Double taxation occurs when the same income is taxed twice. This most often occurs when income is taxed at a corporate level and then that same income is taxed at an individual level. This is a common occurrence when dividends are paid out. The dividends are earnings that were already taxed to the corporation. When these dividends are paid out to the shareholders, they are then also required to pay tax on the same money that the corporation was already taxed for. It can also be a problem when an income is taxed by two countries, for example where the money is earned and where the earner has citizenship.

Double taxation is a common term that we hear but one that many may not fully understand. An Amherst resident was looking for some clarification about what double taxation refers to and how this can be avoided.

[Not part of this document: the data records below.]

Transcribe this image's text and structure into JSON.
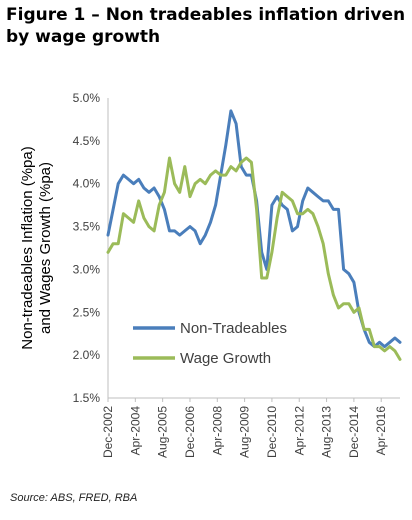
{
  "header": {
    "title": "Figure 1 – Non tradeables inflation driven by wage growth"
  },
  "footer": {
    "source": "Source: ABS, FRED, RBA"
  },
  "chart_data": {
    "type": "line",
    "ylabel_lines": [
      "Non-tradeables Inflation (%pa)",
      "and Wages Growth (%pa)"
    ],
    "ylim": [
      1.5,
      5.0
    ],
    "yticks": [
      1.5,
      2.0,
      2.5,
      3.0,
      3.5,
      4.0,
      4.5,
      5.0
    ],
    "ytick_labels": [
      "1.5%",
      "2.0%",
      "2.5%",
      "3.0%",
      "3.5%",
      "4.0%",
      "4.5%",
      "5.0%"
    ],
    "x_start": "Dec-2002",
    "x_end": "Mar-2017",
    "xtick_labels": [
      "Dec-2002",
      "Apr-2004",
      "Aug-2005",
      "Dec-2006",
      "Apr-2008",
      "Aug-2009",
      "Dec-2010",
      "Apr-2012",
      "Aug-2013",
      "Dec-2014",
      "Apr-2016"
    ],
    "grid": false,
    "legend_position": "bottom-left",
    "series": [
      {
        "name": "Non-Tradeables",
        "color": "#4a7ebb",
        "x": [
          "Dec-2002",
          "Mar-2003",
          "Jun-2003",
          "Sep-2003",
          "Dec-2003",
          "Mar-2004",
          "Jun-2004",
          "Sep-2004",
          "Dec-2004",
          "Mar-2005",
          "Jun-2005",
          "Sep-2005",
          "Dec-2005",
          "Mar-2006",
          "Jun-2006",
          "Sep-2006",
          "Dec-2006",
          "Mar-2007",
          "Jun-2007",
          "Sep-2007",
          "Dec-2007",
          "Mar-2008",
          "Jun-2008",
          "Sep-2008",
          "Dec-2008",
          "Mar-2009",
          "Jun-2009",
          "Sep-2009",
          "Dec-2009",
          "Mar-2010",
          "Jun-2010",
          "Sep-2010",
          "Dec-2010",
          "Mar-2011",
          "Jun-2011",
          "Sep-2011",
          "Dec-2011",
          "Mar-2012",
          "Jun-2012",
          "Sep-2012",
          "Dec-2012",
          "Mar-2013",
          "Jun-2013",
          "Sep-2013",
          "Dec-2013",
          "Mar-2014",
          "Jun-2014",
          "Sep-2014",
          "Dec-2014",
          "Mar-2015",
          "Jun-2015",
          "Sep-2015",
          "Dec-2015",
          "Mar-2016",
          "Jun-2016",
          "Sep-2016",
          "Dec-2016",
          "Mar-2017"
        ],
        "y": [
          3.4,
          3.7,
          4.0,
          4.1,
          4.05,
          4.0,
          4.05,
          3.95,
          3.9,
          3.95,
          3.85,
          3.7,
          3.45,
          3.45,
          3.4,
          3.45,
          3.5,
          3.45,
          3.3,
          3.4,
          3.55,
          3.75,
          4.1,
          4.45,
          4.85,
          4.7,
          4.2,
          4.1,
          4.1,
          3.8,
          3.2,
          3.0,
          3.75,
          3.85,
          3.75,
          3.7,
          3.45,
          3.5,
          3.8,
          3.95,
          3.9,
          3.85,
          3.8,
          3.8,
          3.7,
          3.7,
          3.0,
          2.95,
          2.85,
          2.5,
          2.3,
          2.15,
          2.1,
          2.15,
          2.1,
          2.15,
          2.2,
          2.15
        ]
      },
      {
        "name": "Wage Growth",
        "color": "#9bbb59",
        "x": [
          "Dec-2002",
          "Mar-2003",
          "Jun-2003",
          "Sep-2003",
          "Dec-2003",
          "Mar-2004",
          "Jun-2004",
          "Sep-2004",
          "Dec-2004",
          "Mar-2005",
          "Jun-2005",
          "Sep-2005",
          "Dec-2005",
          "Mar-2006",
          "Jun-2006",
          "Sep-2006",
          "Dec-2006",
          "Mar-2007",
          "Jun-2007",
          "Sep-2007",
          "Dec-2007",
          "Mar-2008",
          "Jun-2008",
          "Sep-2008",
          "Dec-2008",
          "Mar-2009",
          "Jun-2009",
          "Sep-2009",
          "Dec-2009",
          "Mar-2010",
          "Jun-2010",
          "Sep-2010",
          "Dec-2010",
          "Mar-2011",
          "Jun-2011",
          "Sep-2011",
          "Dec-2011",
          "Mar-2012",
          "Jun-2012",
          "Sep-2012",
          "Dec-2012",
          "Mar-2013",
          "Jun-2013",
          "Sep-2013",
          "Dec-2013",
          "Mar-2014",
          "Jun-2014",
          "Sep-2014",
          "Dec-2014",
          "Mar-2015",
          "Jun-2015",
          "Sep-2015",
          "Dec-2015",
          "Mar-2016",
          "Jun-2016",
          "Sep-2016",
          "Dec-2016",
          "Mar-2017"
        ],
        "y": [
          3.2,
          3.3,
          3.3,
          3.65,
          3.6,
          3.55,
          3.8,
          3.6,
          3.5,
          3.45,
          3.75,
          3.9,
          4.3,
          4.0,
          3.9,
          4.2,
          3.85,
          4.0,
          4.05,
          4.0,
          4.1,
          4.15,
          4.1,
          4.1,
          4.2,
          4.15,
          4.25,
          4.3,
          4.25,
          3.7,
          2.9,
          2.9,
          3.2,
          3.6,
          3.9,
          3.85,
          3.8,
          3.65,
          3.65,
          3.7,
          3.65,
          3.5,
          3.3,
          2.95,
          2.7,
          2.55,
          2.6,
          2.6,
          2.5,
          2.55,
          2.3,
          2.3,
          2.1,
          2.1,
          2.05,
          2.1,
          2.05,
          1.95
        ]
      }
    ]
  }
}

How Dividend Payments Can Fall into Double Taxation

The profit a corporation earns is taxed as income. For publicly traded companies, whatever is left from these profits may be distributed to the company’s shareholders. When these are paid out in the form of dividends, the shareholders are then required to pay their own tax on the income. This money is essentially double taxed, with taxes paid at both the corporate and individual levels.

International Double Taxation

In some cases, double taxation may occur when the money is taxed by two different countries. If the money is earned in one country but the employee legally resides in another, both countries may be entitled to receive taxes on the income. The money is then double taxed by two different countries.

Strategies to Prevent Double Taxation

Setting up the right business structure, LLC, S Corporation, Partnership, and Sole Proprietorship, can allow you to skip the corporate tax. The money would then only be taxed once at the individual level. C Corporations are one of the most common entities facing double taxation, as they are required to pay taxes on corporate earnings.

For those facing international double taxation, the U.S. allows for a Foreign Tax Credit (FTC) on your tax return. This entitles the filer to claim a dollar-for-dollar credit for income taxes paid to a foreign country.

Understanding the scenarios that will leave you most at risk for double taxation will help you to prevent this from happening. The Amherst resident is happy to now have a better understanding of what double taxation is and how to prevent this.